Mind you, this problem is easily reproduced by us with a console program which has only a few lines similar to the ones reproduced above. Which makes me think that the relevant elements for reproducing this problem must be the generated mapping and the database. I can't just give you a dump of our database and the full mapping right now, so, as soon as I can, I'll try to isolate only the relevant classes.


By the way, the database server is pretty loaded, some of the tables in our application have hundreds of millions of entities or more (although not the tables involved in this problem). Can timeouts have anything to do with this?

AndreyR
Devart Team
Posts: 2919
Joined: Mon 07 Jul 2008 13:16

Post by AndreyR » Thu 25 Feb 2010 16:24

Unfortunately, we were not able to reproduce the problem.
Hope you will succeed in creating a sample.

migle
Posts: 27
Joined: Tue 19 Jan 2010 13:52

Post by migle » Sun 25 Apr 2010 21:41

I have upgraded our projects to the new 4.90.124 version. I'm very happy with it, most of the bugs went away and it doesn't try to prepare statements for each execution.

However, this problem persists. It does even depend on some strange configuration of a server, I just installed a server here at home, and it also happens, and now it appears to happen more often and on tables with simpler relationships.

I have a table with a primary key comprised of three columns, like this:

Code: Select all

CREATE TABLE abc (
ida INT NOT NULL REFERENCES A (ida) ON DELETE CASCADE,
idb INT NOT NULL REFERENCES B (ida) ON DELETE CASCADE,
seq INT NOT NULL,
PRIMARY KEY (ida, idb, seq),
x REAL ARRAY,
n INT)
WITHOUT OIDS;
This table has relationships to A and B and B also has a relationship to A. Like this:

Code: Select all

CREATE TABLE A (ida SERIAL PRIMARY KEY, ...) WITHOUT OIDS;
CREATE TABLE B (
ida INT NOT NULL PRIMARY KEY REFERENCES A (ida) ON DELETE CASCADE,
...)
WITHOUT OIDS;
All of these relationships are mapped in LINQ to SQL; the ON DELETE is also in the mapping.

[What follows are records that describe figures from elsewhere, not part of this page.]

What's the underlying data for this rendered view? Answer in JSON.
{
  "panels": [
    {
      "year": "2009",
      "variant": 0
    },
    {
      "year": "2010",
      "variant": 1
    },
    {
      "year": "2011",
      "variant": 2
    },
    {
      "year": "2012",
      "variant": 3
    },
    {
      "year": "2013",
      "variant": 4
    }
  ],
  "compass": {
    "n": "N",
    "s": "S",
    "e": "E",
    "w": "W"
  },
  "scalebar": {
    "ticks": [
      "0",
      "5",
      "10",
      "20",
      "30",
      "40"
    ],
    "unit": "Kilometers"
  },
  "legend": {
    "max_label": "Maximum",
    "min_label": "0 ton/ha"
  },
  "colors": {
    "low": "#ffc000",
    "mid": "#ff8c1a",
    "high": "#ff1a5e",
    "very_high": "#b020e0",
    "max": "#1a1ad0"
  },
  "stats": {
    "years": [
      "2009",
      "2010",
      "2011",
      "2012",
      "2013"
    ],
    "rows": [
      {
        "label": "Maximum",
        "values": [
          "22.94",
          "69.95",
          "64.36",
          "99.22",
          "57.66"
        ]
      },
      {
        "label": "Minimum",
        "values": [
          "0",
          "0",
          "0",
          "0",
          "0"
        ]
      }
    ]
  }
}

Table abc quickly grows to 100000+ records.

Right now, the problem happens when I do something like:

Code: Select all

public class Key {
  public int IdA { get; set; }
  public int IdB { get; set; }
  public int Seq { get; set; }
}
...
using (AbcDataContext ctxt = new AbcDataContext())
{
  IEnumerable q =
    from a in ctxt.abcs
    where IdA = X && IdB == Y
    orderby Seq
    select new Key { IdA = a.IdA, IdB = a.IdB, IdC = a.IdC };

  foreach (Key k in q)
  {
     // This foreach goes over only 100 entities, even though the table
     // has 81715; in this case, if I remove the usage of the class Key,
     // and do select a (the Abc type), then the loop goes over the
     // correct set of entities.
  }
}
Now, this is not an isolated sample that I have tried and confirmed the bug. But the structure of these tables is quite analogous to the ones that are (now) exposing this behaviour.

I can't control and haven't got a clue as what are the factores that are correlated with this problem. Perhaps the only correlation is that in all cases the primary key of the table is comprised of several columns and I am querying it using less columns.

Server issues are unlikely, I have several versions of PostgreSQL 8.4 running several different OSes and 32/64 bit architectures.

The workaround I applied previously in other cases is impracticle for this table. In those other cases, I would use an IQueryable, Count the number of entities and then do a ToList(), if the length of the list was less than the previous Count, I would repeat the query.

I don't even want a fix, because I wish I wouldn't have to upgrade again. If only I knew how to avoid this or workaround it...

Thanks,

Miguel

AndreyR
Devart Team
Posts: 2919
Joined: Mon 07 Jul 2008 13:16

Post by AndreyR » Thu 29 Apr 2010 14:55

Unfortunately, I'm unable to reproduce the problem using the script and sample code you have posted.